Martin is an 11-year-old boy living in southwestern Kenya, now thriving in a special school for the intellectually disabled. And, according to his parents, he loves it. But, that wasn’t always the case. By age 9, Martin had been held back in preschool several times, unable to meet the developmental milestones necessary to promote him to primary school. His 5-year-old peers would come and go, moving on to the local primary school, but Martin stayed. 

In 2016, with support from Plan International, Martin was assessed by a disability specialist for the first time. This specialist came to his rural community and set up a mobile assessment clinic—giving his parents, who couldn’t afford to bring him into the city for assessment, their first opportunity to better understand their child’s special needs. Martin’s parents learned that he was intellectually disabled, had epilepsy, and suffered from a severe speech impediment. With Plan’s support, Martin’s parents took him to the hospital for further examination and medication, enrolled him in a special school for students like him, and registered him with the National Council for Persons with Disability—which provides his family with a small stipend each month to support his schooling and health care needs. Finally, at age 11, Martin is receiving the proper care he needs to flourish. 

Martin’s story is not unique. One in 10 Kenyans are living with a disability. That’s 4.8 million men, women, and children. In addition, less than 20 percent of those living with a disability receive a secondary education. Most of the disabled population lives in rural communities, with very limited access to assessment services, hospitals, or specialty schools. Oftentimes, parents do not know that their child is suffering from a disability. If they do know, it’s common practice to hide those with disabilities at home—away from school and the rest of the community. 

Children with disabilities often go unaddressed and inappropriately cared for due to lack of awareness, services, and resources. Luckily for Martin, Plan and the Conrad N. Hilton Foundation have been working in his county for the past five years to enhance access to quality early childhood development services for children zero to five. Using a Community-Led Action approach that supports communities to take ownership over the development of their youngest members, Plan has enhanced pre-primary opportunities for all children, including ones with disabilities.

The Education Assessment Resource Center (EARC), the agency under the Kenyan Ministry of Education responsible for conducting disability assessments and making appropriate referrals as needed, is under-resourced and unable to keep up with demand.

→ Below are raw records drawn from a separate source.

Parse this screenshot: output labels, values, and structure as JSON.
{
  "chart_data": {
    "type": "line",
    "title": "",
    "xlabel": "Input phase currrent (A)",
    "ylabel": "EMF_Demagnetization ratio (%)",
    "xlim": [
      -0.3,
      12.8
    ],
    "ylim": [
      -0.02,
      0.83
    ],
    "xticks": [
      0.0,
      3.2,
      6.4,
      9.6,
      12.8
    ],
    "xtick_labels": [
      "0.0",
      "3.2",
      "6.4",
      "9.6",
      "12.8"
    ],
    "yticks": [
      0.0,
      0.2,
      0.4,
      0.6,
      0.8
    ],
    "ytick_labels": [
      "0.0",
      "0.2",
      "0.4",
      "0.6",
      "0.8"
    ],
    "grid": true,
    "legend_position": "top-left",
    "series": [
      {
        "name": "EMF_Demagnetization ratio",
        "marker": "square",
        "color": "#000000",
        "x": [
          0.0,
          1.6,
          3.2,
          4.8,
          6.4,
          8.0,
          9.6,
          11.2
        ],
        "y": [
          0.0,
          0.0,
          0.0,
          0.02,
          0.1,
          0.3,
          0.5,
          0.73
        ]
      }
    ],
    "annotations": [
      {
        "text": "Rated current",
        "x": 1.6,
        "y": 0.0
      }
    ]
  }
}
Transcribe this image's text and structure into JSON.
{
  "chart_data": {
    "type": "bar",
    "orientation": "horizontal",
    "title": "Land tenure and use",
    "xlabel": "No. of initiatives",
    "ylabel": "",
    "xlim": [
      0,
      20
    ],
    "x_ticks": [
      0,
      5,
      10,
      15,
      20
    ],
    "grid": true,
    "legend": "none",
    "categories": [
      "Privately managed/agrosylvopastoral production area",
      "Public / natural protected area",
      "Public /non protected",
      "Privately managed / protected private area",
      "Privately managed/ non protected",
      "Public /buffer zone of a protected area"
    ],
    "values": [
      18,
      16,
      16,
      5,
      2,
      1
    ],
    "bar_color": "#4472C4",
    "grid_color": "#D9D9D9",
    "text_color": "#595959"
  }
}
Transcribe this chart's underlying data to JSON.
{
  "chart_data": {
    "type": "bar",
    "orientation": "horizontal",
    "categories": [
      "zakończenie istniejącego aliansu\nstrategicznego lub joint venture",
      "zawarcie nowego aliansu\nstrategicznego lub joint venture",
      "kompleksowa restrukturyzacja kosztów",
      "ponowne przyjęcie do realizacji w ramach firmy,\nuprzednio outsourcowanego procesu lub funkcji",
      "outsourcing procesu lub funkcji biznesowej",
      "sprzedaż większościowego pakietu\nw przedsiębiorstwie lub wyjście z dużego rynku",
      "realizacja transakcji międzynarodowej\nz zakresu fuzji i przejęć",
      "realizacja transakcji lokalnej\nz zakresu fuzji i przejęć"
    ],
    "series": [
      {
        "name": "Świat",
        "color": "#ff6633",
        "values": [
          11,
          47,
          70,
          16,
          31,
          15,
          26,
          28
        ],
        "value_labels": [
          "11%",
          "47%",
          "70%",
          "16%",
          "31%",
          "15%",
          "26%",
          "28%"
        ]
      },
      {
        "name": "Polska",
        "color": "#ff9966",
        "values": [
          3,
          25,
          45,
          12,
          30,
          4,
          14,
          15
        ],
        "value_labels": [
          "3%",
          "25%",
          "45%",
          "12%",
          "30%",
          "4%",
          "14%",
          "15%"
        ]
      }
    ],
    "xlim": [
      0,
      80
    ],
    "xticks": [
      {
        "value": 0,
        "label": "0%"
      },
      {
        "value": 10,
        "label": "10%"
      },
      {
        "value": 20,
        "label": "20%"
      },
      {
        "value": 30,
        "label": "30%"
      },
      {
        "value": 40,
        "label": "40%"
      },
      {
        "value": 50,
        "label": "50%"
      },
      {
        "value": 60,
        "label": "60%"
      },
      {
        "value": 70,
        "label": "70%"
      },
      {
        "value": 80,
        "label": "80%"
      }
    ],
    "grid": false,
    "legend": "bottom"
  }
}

In Kisumu County in southwestern Kenya, for example, there are two EARC officers for a population of almost 1 million. As you can imagine, many disabilities go undetected or inappropriately addressed, and many children and families suffer as a result. 

Early detection and treatment of disabilities can greatly reduce pain and hardship for persons with disabilities and their families. That’s why Plan has worked so hard to bring early childhood development and assessments for disabilities together. We’ve supported EARC assessment officers to set up mobile clinics, enabling officers to travel to rural communities and assess people in need often for the first time in their lives. Plan and EARC have trained pre-primary teachers on how to detect certain common disabilities, and what to do if they believe a child is in need of special care. This strong partnership has enabled EARC officers to conduct sensitization workshops with parents to reduce misconceptions and stigmas around persons with disabilities, as well as help parents understand certain child development milestones.

There is more to be done. And, Plan is ready for action. In the coming months, we will start parenting support groups in communities for parents of young children with disabilities. We also intend to establish sign language education opportunities for parents of children with hearing disabilities. We are on a mission to ensure that all children with disabilities are enrolled in the right schools, engaged with the right hospitals, and registered with the National Council for People with Disabilities. 

In southwestern Kenya, Plan is making strides for children and their families. We intend to keep going until every child around the world, regardless of their specific abilities, has access to quality education.